The team continued its successful run in the 2nd division as well. After a narrow away win over the crowned league champions Rustavi in a final match of the season, Meshakhte under manager Lado Burduli sealed a play-off spot for the first time in their history. They went on to win a penalty shoot-out against Telavi to complete a back-to-back promotion to the top tier.

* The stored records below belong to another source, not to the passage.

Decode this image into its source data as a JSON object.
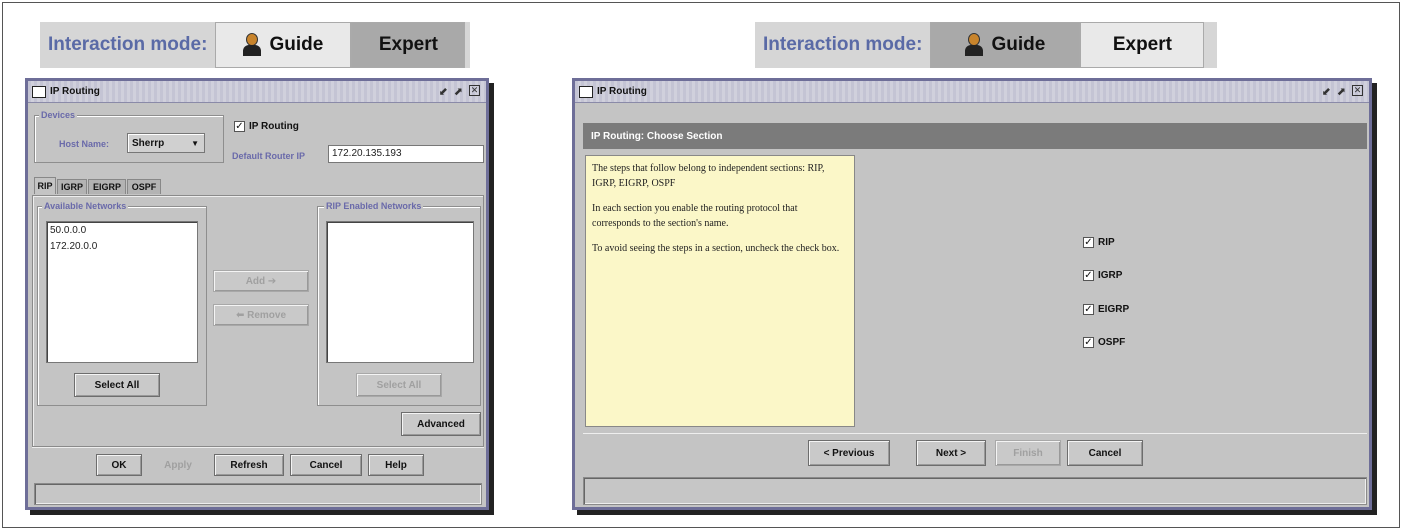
{
  "left": {
    "mode_bar": {
      "label": "Interaction mode:",
      "guide": "Guide",
      "expert": "Expert"
    },
    "window": {
      "title": "IP Routing",
      "devices_group": "Devices",
      "host_name_label": "Host Name:",
      "host_name_value": "Sherrp",
      "ip_routing_label": "IP Routing",
      "default_router_label": "Default Router IP",
      "default_router_value": "172.20.135.193",
      "tabs": [
        "RIP",
        "IGRP",
        "EIGRP",
        "OSPF"
      ],
      "available_networks_title": "Available Networks",
      "available_networks": [
        "50.0.0.0",
        "172.20.0.0"
      ],
      "rip_enabled_title": "RIP Enabled Networks",
      "add_label": "Add",
      "remove_label": "Remove",
      "select_all_label": "Select All",
      "select_all_right_label": "Select All",
      "advanced_label": "Advanced",
      "buttons": {
        "ok": "OK",
        "apply": "Apply",
        "refresh": "Refresh",
        "cancel": "Cancel",
        "help": "Help"
      }
    }
  },
  "right": {
    "mode_bar": {
      "label": "Interaction mode:",
      "guide": "Guide",
      "expert": "Expert"
    },
    "window": {
      "title": "IP Routing",
      "section_header": "IP Routing: Choose Section",
      "help_paragraphs": [
        "The steps that follow belong to independent sections: RIP, IGRP, EIGRP, OSPF",
        "In each section you enable the routing protocol that corresponds to the section's name.",
        "To avoid seeing the steps in a section, uncheck the check box."
      ],
      "checkboxes": [
        "RIP",
        "IGRP",
        "EIGRP",
        "OSPF"
      ],
      "buttons": {
        "previous": "< Previous",
        "next": "Next >",
        "finish": "Finish",
        "cancel": "Cancel"
      }
    }
  },
  "colors": {
    "mode_label": "#5a6aa6",
    "window_border": "#6e6e98",
    "help_bg": "#fbf7c8",
    "header_strip": "#7b7b7b"
  }
}
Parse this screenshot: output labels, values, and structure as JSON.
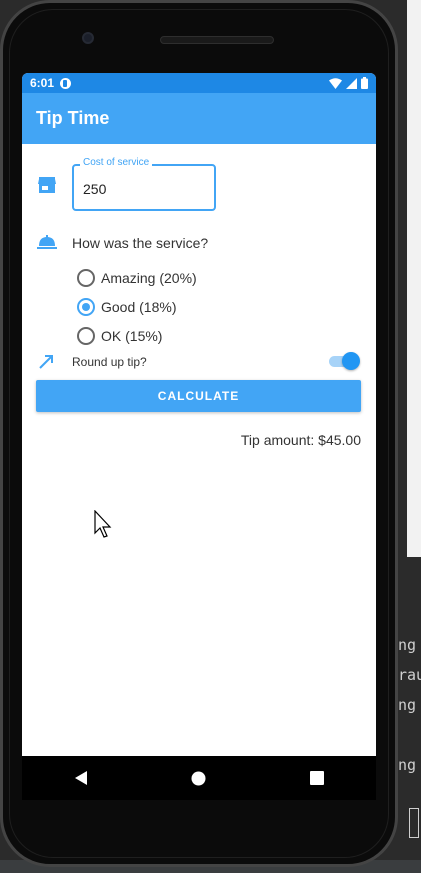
{
  "status_bar": {
    "time": "6:01"
  },
  "app": {
    "title": "Tip Time"
  },
  "cost_field": {
    "label": "Cost of service",
    "value": "250"
  },
  "service": {
    "question": "How was the service?",
    "options": [
      {
        "label": "Amazing (20%)",
        "selected": false
      },
      {
        "label": "Good (18%)",
        "selected": true
      },
      {
        "label": "OK (15%)",
        "selected": false
      }
    ]
  },
  "round_up": {
    "label": "Round up tip?",
    "on": true
  },
  "calculate_button": {
    "label": "CALCULATE"
  },
  "result": {
    "text": "Tip amount: $45.00"
  },
  "ide_fragments": [
    "ng",
    "rau",
    "ng",
    "ng"
  ],
  "colors": {
    "status_bar": "#1e88e5",
    "app_bar": "#42a5f5",
    "accent": "#2196f3"
  },
  "icons": [
    "store-icon",
    "room-service-icon",
    "trending-up-icon",
    "wifi-icon",
    "signal-icon",
    "battery-icon",
    "back-icon",
    "home-icon",
    "recents-icon",
    "mouse-cursor-icon"
  ]
}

On 12 March 2026, Meshakhte claimed a historic away victory over the reigning cup holders Dila. Unable to hold their home matches in Tkibuli due to league requirements, the team was relocated to the Tskaltubo stadium for the whole season.
==Seasons==

| Year | League | Pos | P | W | D | L | GF | GA | Pts |
| 2005/06 | Pirveli Liga | 13_{/18} | 34 | 11 | 9 | 14 | 38 | 40 | 42 |
| 2006/07 | 9_{/18} | 34 | 15 | 6 | 13 | 53 | 40 | 51 |
| 2007/08 | 2_{/10} | 27 | 14 | 2 | 11 | 39 | 41 | 44 |
| 2008/09 | 11_{/11} | 30 | 4 | 4 | 22 | 20 | 61 | 16 |
| 2009/10 | 12_{/15} | 28 | 6 | 7 | 15 | 36 | 68 | 25 |
| 2010/11 | 10_{/17} | 32 | 10 | 5 | 17 | 32 | 48 | 35 |
| 2011/12 | Pirveli Liga | 10_{/10} | 18 | 2 | 4 | 12 | 16 | 33 | 10 |
| B Group | 4_{/8} | 20 | 9 | 3 | 8 | 35 | 32 | 30 |
| 2012/13 | Pirveli Liga Group A | 5_{/12} | 33 | 13 | 6 | 14 | 42 | 66 | 45 |
| 2013/14 | Pirveli Liga Group A | 7_{/13} | 24 | 8 | 8 | 8 | 37 | 38 | 32 |
| 2014/15 | Pirveli Liga Group B | 7_{/10} | 36 | 14 | 5 | 17 | 57 | 55 | 47 |
| 2015/16 | Pirveli Liga | 11_{/18} | 34 | 10 | 12 | 12 | 28 | 31 | 42 |
| 2016 | Pirveli Liga Group White | 3_{/9} | 16 | 9 | 2 | 5 | 25 | 12 | 29 |
| 2017 | Erovnuli Liga 2 | 9_{/10}↓ | 36 | 7 | 6 | 23 | 33 | 75 | 27 |
| 2018 | Liga 3 | 8_{/20} | 38 | 17 | 6 | 15 | 59 | 54 | 57 |
| 2019 | 8_{/10} | 36 | 11 | 6 | 19 | 43 | 55 | 39 |
| 2020 | 10_{/10} | 18 | 1 | 3 | 14 | 10 | 45 | 6 |
| 2021 | 10_{/14} | 26 | 8 | 6 | 12 | 31 | 45 | 30 |
| 2022 | 14_{/16} | 30 | 10 | 5 | 15 | 35 | 39 | 35 |
| 2023 | 5_{/16} | 30 | 15 | 10 | 5 | 49 | 24 | 55 |
| 2024 | 2_{/16}↑ | 30 | 18 | 6 | 6 | 54 | 22 | 60 |
| 2025 | Erovnuli Liga 2 | 3_{/10}↑ | 30 | 13 | 13 | 10 | 34 | 25 | 52 |

==Players==
As of 29 July, 2026

 (on loan from Torpedo Kutaisi)

 (on loan from Torpedo Kutaisi)

| No. | Pos. | Nation | Player |
|---|---|---|---|
| 1 | GK | GEO | Levan Tkeshelashvili |
| 2 | DF | GEO | Nikoloz Sherozia |
| 3 | DF | GEO | Zurab Gigashvili |
| 4 | DF | GEO | Mate Tereladze |
| 6 | MF | GEO | Giorgi Papuashvili |
| 7 | MF | GEO | Erekle Jijavadze |
| 8 | MF | GEO | Giorgi Jamarauli |
| 9 | FW | GEO | Irakli Sikharulidze |
| 10 | FW | GEO | Giorgi Gogolashvili |
| 11 | FW | GEO | Mate Kvirkvia |
| 13 | DF | GEO | Giorgi Burduli |
| 14 | MF | GEO | Mirian Jikia |
| 16 | DF | GEO | Giorgi Gegia |
| 18 | MF | GEO | Tsotne Patsatsia |

| No. | Pos. | Nation | Player |
|---|---|---|---|
| 19 | MF | GEO | Ilia Dgebuadze |
| 20 | DF | GEO | Levan Kurdadze |
| 21 | DF | GEO | Giorgi Kvirkvelia |
| 22 | MF | BIH | Tarik Šikalo |
| 23 | MF | GEO | Beka Shubitidze |
| 25 | DF | RUS | Rauf Novruzov |
| 26 | MF | GEO | Beka Gabiskiria |
| 28 | FW | GEO | Zurab Zumbadze |
| 29 | GK | GEO | Levan Shovnadze |
| 30 | MF | UKR | Maksim Pirogov |
| 31 | MF | BRA | Eric Pimentel (on loan from Torpedo Kutaisi) |
| 36 | FW | GEO | Lekso Kvelaidze |
| 37 | FW | BRA | Rafael Lima (on loan from Torpedo Kutaisi) |
| 40 | DF | GEO | Lasha Ugrekhelidze |

==Stadium==
When the central stadium was opened in 1968, initially it was 17,000-seater in a city with almost 23,000 residents. It is currently able to hold 6,000 spectators.

==Honours==
===Soviet competitions===
Georgian Soviet Championship
- Champion: 1980, 1981
Georgian Soviet Cup
- Champion: 1964, 1976
===Georgian competitions===
Pirveli Liga / Erovnuli Liga 2
- Runners-up: 2008
- Bronze Medal winner: 1991, 1994, 1995, 2025
Liga 3
- Runners-up: 2024

==Name==
In 1991, the club took part in the second division as Okriba only to regain the current name the next season.

Meshakhte literally means a miner. The name comes from shakhta which can be translated as a shaft in coal mine industry.